Shortly after the Fourth of July, I took a trip out to Lawrence, Kansas, to complete an exam for one of the summer classes that I am taking. As usual, I flew United from Denver, which is one of three carriers that offer non-stop service to Kansas City (MCI). The others are Frontier, which I used to fly all the time before gaining status on United, and then Southwest, the airline that I'll never fly in this lifetime.
After meeting up with some friends that night, and then taking my exam the following morning, I had a couple of hours before my flight back to Denver, which I used to visit the TWA Museum in at the Downtown Kansas City Airport. Unfortunately, the airport is located in Missouri, but I'll save those jokes for another post ;-)

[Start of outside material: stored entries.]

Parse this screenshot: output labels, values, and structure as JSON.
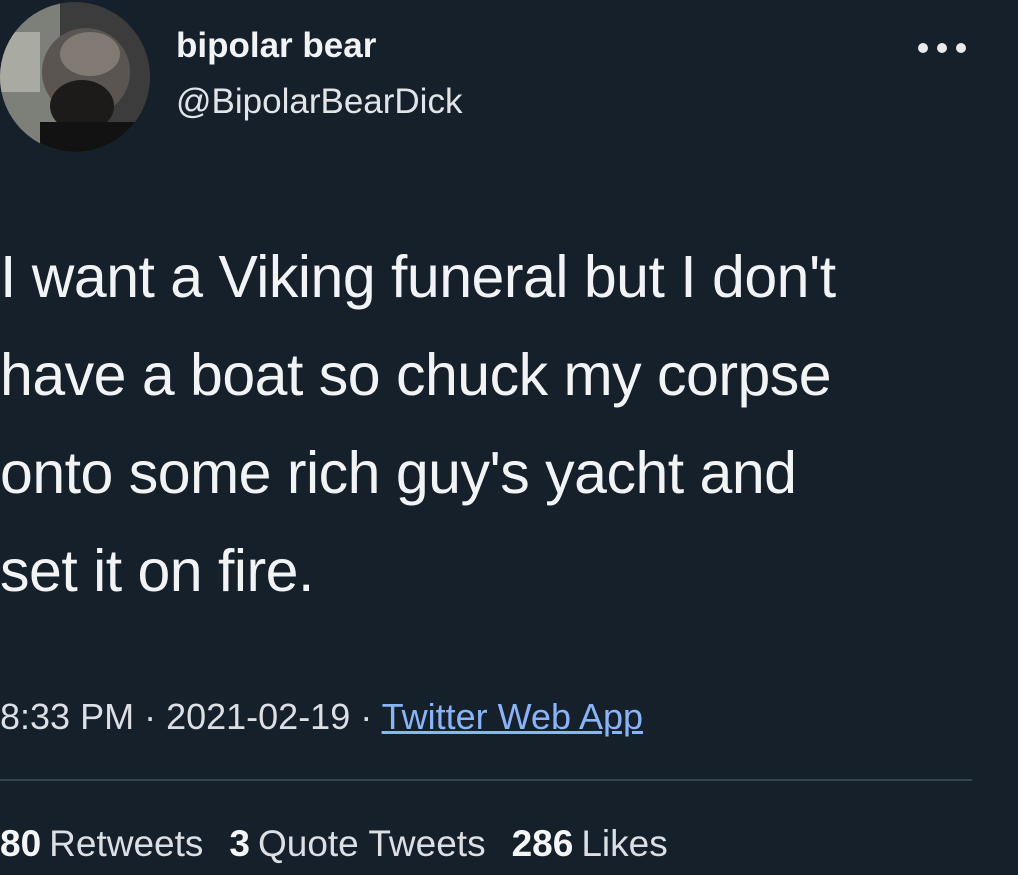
{
  "user": {
    "display_name": "bipolar bear",
    "handle": "@BipolarBearDick",
    "avatar_icon": "profile-photo"
  },
  "menu": {
    "icon": "more-options-icon"
  },
  "tweet": {
    "lines": [
      "I want a Viking funeral but I don't",
      "have a boat so chuck my corpse",
      "onto some rich guy's yacht and",
      "set it on fire."
    ]
  },
  "meta": {
    "time": "8:33 PM",
    "separator": " · ",
    "date": "2021-02-19",
    "source": "Twitter Web App"
  },
  "stats": {
    "retweets_count": "80",
    "retweets_label": "Retweets",
    "quotes_count": "3",
    "quotes_label": "Quote Tweets",
    "likes_count": "286",
    "likes_label": "Likes"
  },
  "colors": {
    "background": "#15202b",
    "link": "#8ab4f8",
    "text": "#f2f3f5"
  }
}
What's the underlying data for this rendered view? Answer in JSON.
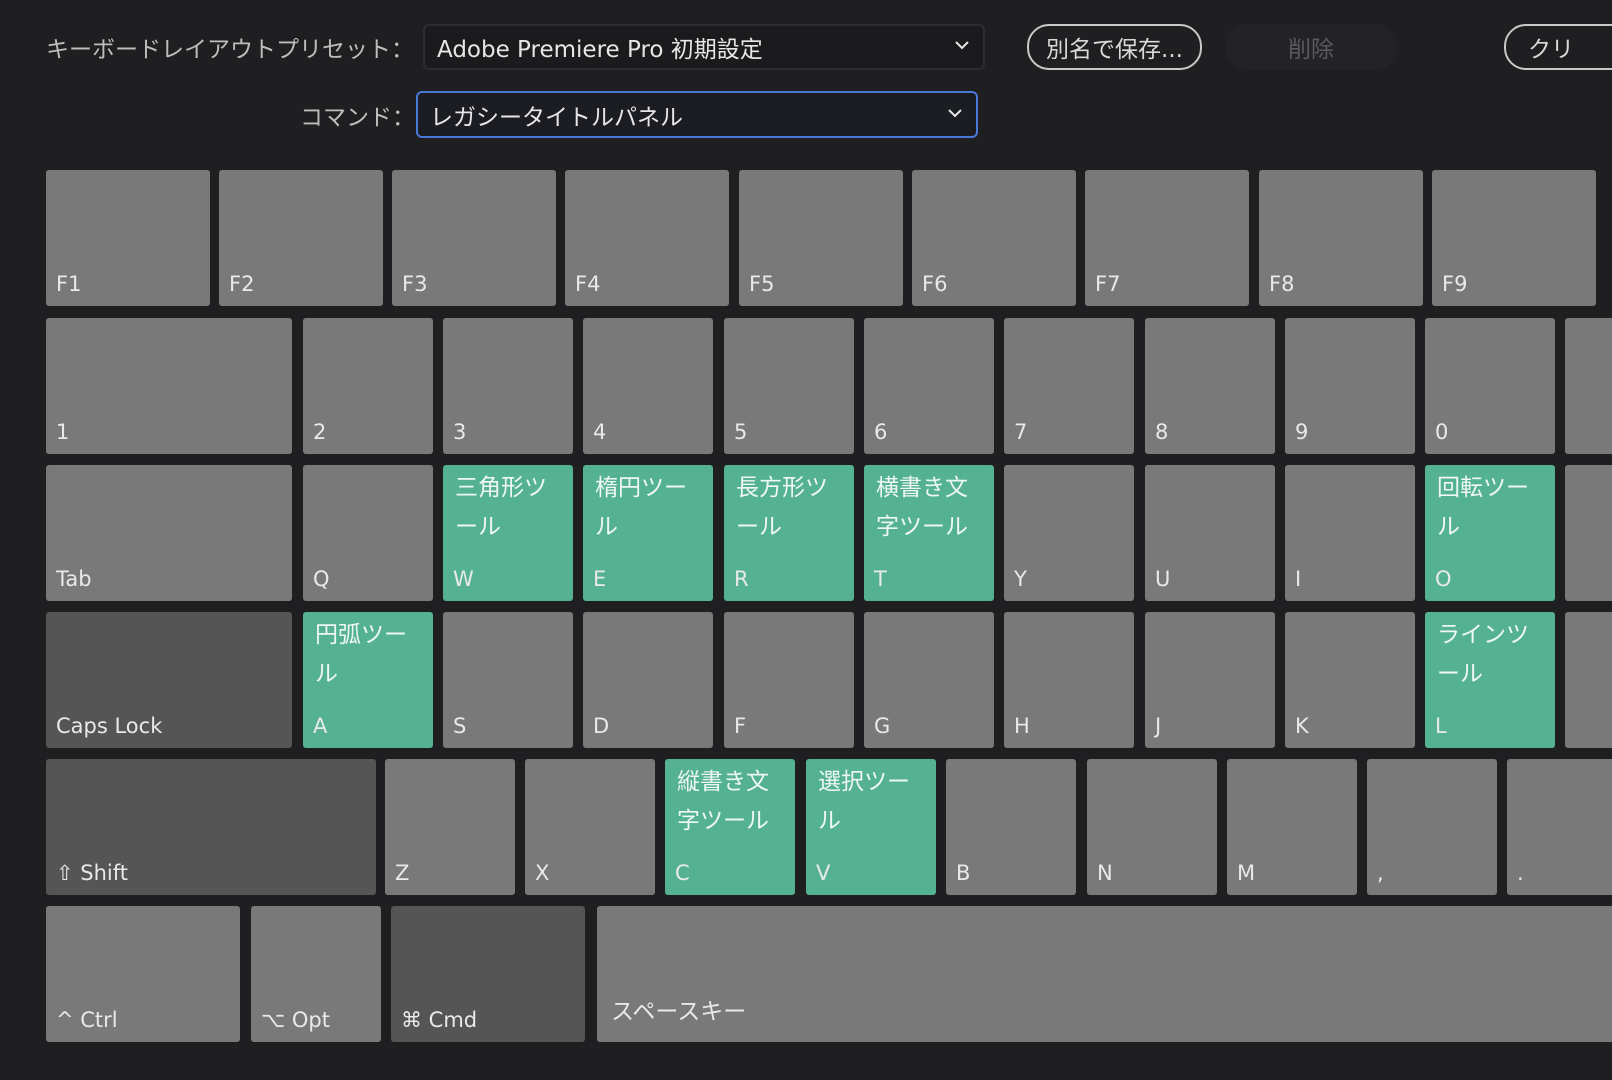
{
  "toolbar": {
    "preset_label": "キーボードレイアウトプリセット：",
    "preset_value": "Adobe Premiere Pro 初期設定",
    "save_as_label": "別名で保存...",
    "delete_label": "削除",
    "clear_label": "クリ",
    "command_label": "コマンド：",
    "command_value": "レガシータイトルパネル"
  },
  "keyboard": {
    "function_row": [
      "F1",
      "F2",
      "F3",
      "F4",
      "F5",
      "F6",
      "F7",
      "F8",
      "F9"
    ],
    "number_row": [
      "1",
      "2",
      "3",
      "4",
      "5",
      "6",
      "7",
      "8",
      "9",
      "0"
    ],
    "tab": "Tab",
    "qwerty_row": [
      {
        "key": "Q",
        "command": ""
      },
      {
        "key": "W",
        "command": "三角形ツール"
      },
      {
        "key": "E",
        "command": "楕円ツール"
      },
      {
        "key": "R",
        "command": "長方形ツール"
      },
      {
        "key": "T",
        "command": "横書き文字ツール"
      },
      {
        "key": "Y",
        "command": ""
      },
      {
        "key": "U",
        "command": ""
      },
      {
        "key": "I",
        "command": ""
      },
      {
        "key": "O",
        "command": "回転ツール"
      }
    ],
    "caps_lock": "Caps Lock",
    "home_row": [
      {
        "key": "A",
        "command": "円弧ツール"
      },
      {
        "key": "S",
        "command": ""
      },
      {
        "key": "D",
        "command": ""
      },
      {
        "key": "F",
        "command": ""
      },
      {
        "key": "G",
        "command": ""
      },
      {
        "key": "H",
        "command": ""
      },
      {
        "key": "J",
        "command": ""
      },
      {
        "key": "K",
        "command": ""
      },
      {
        "key": "L",
        "command": "ラインツール"
      }
    ],
    "shift": "⇧ Shift",
    "bottom_row": [
      {
        "key": "Z",
        "command": ""
      },
      {
        "key": "X",
        "command": ""
      },
      {
        "key": "C",
        "command": "縦書き文字ツール"
      },
      {
        "key": "V",
        "command": "選択ツール"
      },
      {
        "key": "B",
        "command": ""
      },
      {
        "key": "N",
        "command": ""
      },
      {
        "key": "M",
        "command": ""
      },
      {
        "key": ",",
        "command": ""
      },
      {
        "key": ".",
        "command": ""
      }
    ],
    "ctrl": "^ Ctrl",
    "opt": "⌥ Opt",
    "cmd": "⌘ Cmd",
    "space": "スペースキー"
  },
  "colors": {
    "background": "#1f1f21",
    "key_default": "#797979",
    "key_modifier": "#555555",
    "key_assigned": "#54b292",
    "focus_border": "#4a78d6"
  }
}
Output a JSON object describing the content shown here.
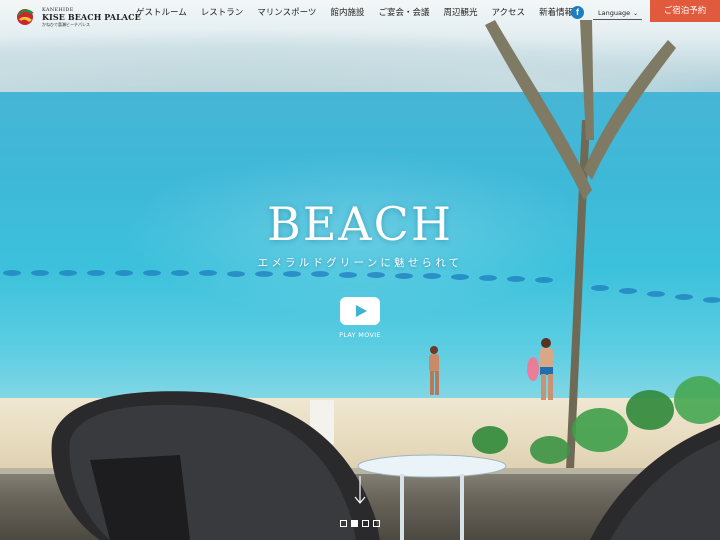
{
  "brand": {
    "kanehide": "KANEHIDE",
    "name": "KISE BEACH PALACE",
    "subtitle": "かねひで喜瀬ビーチパレス"
  },
  "nav": {
    "items": [
      "ゲストルーム",
      "レストラン",
      "マリンスポーツ",
      "館内施設",
      "ご宴会・会議",
      "周辺観光",
      "アクセス",
      "新着情報"
    ],
    "facebook_glyph": "f",
    "language": "Language",
    "reserve": "ご宿泊予約"
  },
  "hero": {
    "title": "BEACH",
    "subtitle": "エメラルドグリーンに魅せられて",
    "play_label": "PLAY MOVIE",
    "slides_total": 4,
    "active_slide": 2
  },
  "colors": {
    "accent": "#e15a3d",
    "facebook": "#1c7fc6",
    "play_icon": "#3fb3cf"
  },
  "icons": [
    "logo-emblem-icon",
    "facebook-icon",
    "chevron-down-icon",
    "play-icon",
    "arrow-down-icon"
  ]
}
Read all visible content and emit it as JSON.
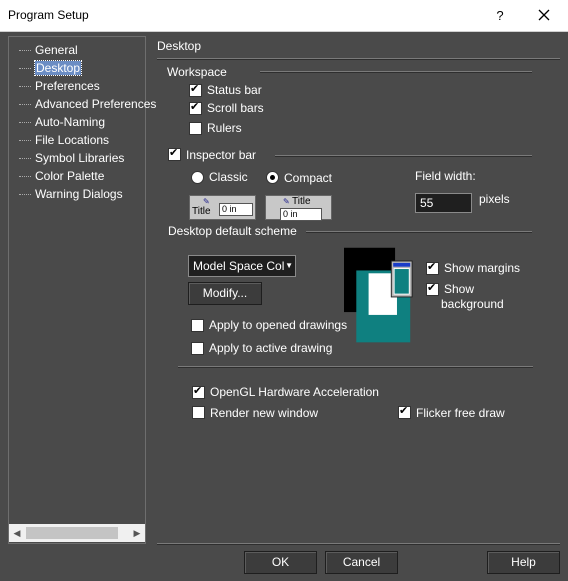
{
  "window": {
    "title": "Program Setup",
    "help_label": "?"
  },
  "tree": {
    "items": [
      {
        "label": "General",
        "selected": false
      },
      {
        "label": "Desktop",
        "selected": true
      },
      {
        "label": "Preferences",
        "selected": false
      },
      {
        "label": "Advanced Preferences",
        "selected": false
      },
      {
        "label": "Auto-Naming",
        "selected": false
      },
      {
        "label": "File Locations",
        "selected": false
      },
      {
        "label": "Symbol Libraries",
        "selected": false
      },
      {
        "label": "Color Palette",
        "selected": false
      },
      {
        "label": "Warning Dialogs",
        "selected": false
      }
    ]
  },
  "panel": {
    "title": "Desktop",
    "workspace": {
      "label": "Workspace",
      "status_bar": {
        "label": "Status bar",
        "checked": true
      },
      "scroll_bars": {
        "label": "Scroll bars",
        "checked": true
      },
      "rulers": {
        "label": "Rulers",
        "checked": false
      }
    },
    "inspector": {
      "label": "Inspector bar",
      "checked": true,
      "classic": {
        "label": "Classic",
        "selected": false
      },
      "compact": {
        "label": "Compact",
        "selected": true
      },
      "classic_preview": {
        "title": "Title",
        "value": "0 in"
      },
      "compact_preview": {
        "title": "Title",
        "value": "0 in"
      },
      "field_width_label": "Field width:",
      "field_width_value": "55",
      "pixels_label": "pixels"
    },
    "scheme": {
      "label": "Desktop default scheme",
      "selected": "Model Space Col",
      "modify_label": "Modify...",
      "apply_opened": {
        "label": "Apply to opened drawings",
        "checked": false
      },
      "apply_active": {
        "label": "Apply to active drawing",
        "checked": false
      },
      "show_margins": {
        "label": "Show margins",
        "checked": true
      },
      "show_background": {
        "label_line1": "Show",
        "label_line2": "background",
        "checked": true
      },
      "colors": {
        "background": "#000000",
        "page": "#0f8080",
        "paper": "#ffffff"
      }
    },
    "opengl": {
      "label": "OpenGL Hardware Acceleration",
      "checked": true
    },
    "render_new_window": {
      "label": "Render new window",
      "checked": false
    },
    "flicker_free": {
      "label": "Flicker free draw",
      "checked": true
    }
  },
  "footer": {
    "ok_label": "OK",
    "cancel_label": "Cancel",
    "help_label": "Help"
  }
}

The TWA Museum has been in Kansas City for quite some time, although it just recently moved to it's new location at the downtown airport. Previously, it was located near the KC expo center by the main airport, but attempts to visit it always failed due to lack of information on their hours or location.
On June 7th, the museum moved into a new location, the former headquarters for Transcontinental & Western Air (T&WA), thanks to a donation from Signature Flight Support. Although small, the museum has plans to grow, and is in talks with Signature to secure more space.
Thanks to the assistance of a former TWA mechanic, the museum has items that allow the public to see what it was like to fly during the golden days of air travel. Just imagine, no TSA, or cramped economy cabins, and the airlines actually treated their customers as if they valued their business! (I'm looking at you, Jeff $mi$ek).
The museum charges a very modest $5 entry fee (or less for children & seniors), which comes with a brochure that includes a great deal of information about the items in the nine cases that line the wall. Additionally, I was the only person visiting the museum at that time, which meant that one of the museum volunteers walked around with me, explaining what each item was. I thorougly enjoyed talking to the volunteer, although it mad me sad to discuss my memories of flying TWA out of Denver to visit my Grandparents for Thanksgiving. TWA was also the airline that I got my first operational-upgrade to first class on! :-)
There are a total of nine hand-made cases in the viewing area, and each contains an unbelievable amount of TWA memorbilia. Some of the items included are a wicker chair that was installed in the Ford Tri-Motor, various flight attendant uniforms from the 1930s and up, as well as various pins that were worn by TWA employees. Given my limited time to visit the museum, and my dying camera battery, I was not able to take a picture of each case. However, I plan to visit the museum again in August, after I have moved back to KU. I plan to take my DSLR and spend most of the day taking photos, at which point I'll put up the full description from each case. Below are a number of photos that I took, as well as the link to the photo gallery which they are stored in.
Long live the Boeing 757!
Imagine this menu on your next international first or business class flight!
An article in the Kansas City Star about TWA doubling STL flights, while reducing them at MCI
The rest of my photos are here: TWA Museum - Kansas City, MO
Although I only had an hour to browse the memorbilia and exhibits at the TWA museum, I left with a great deal of knowledge about the airline that took me to see my grandparents on seveal occasions. The flight attendants working in the museum had a great deal of pride for their former airline, and were happy to share their knowledge.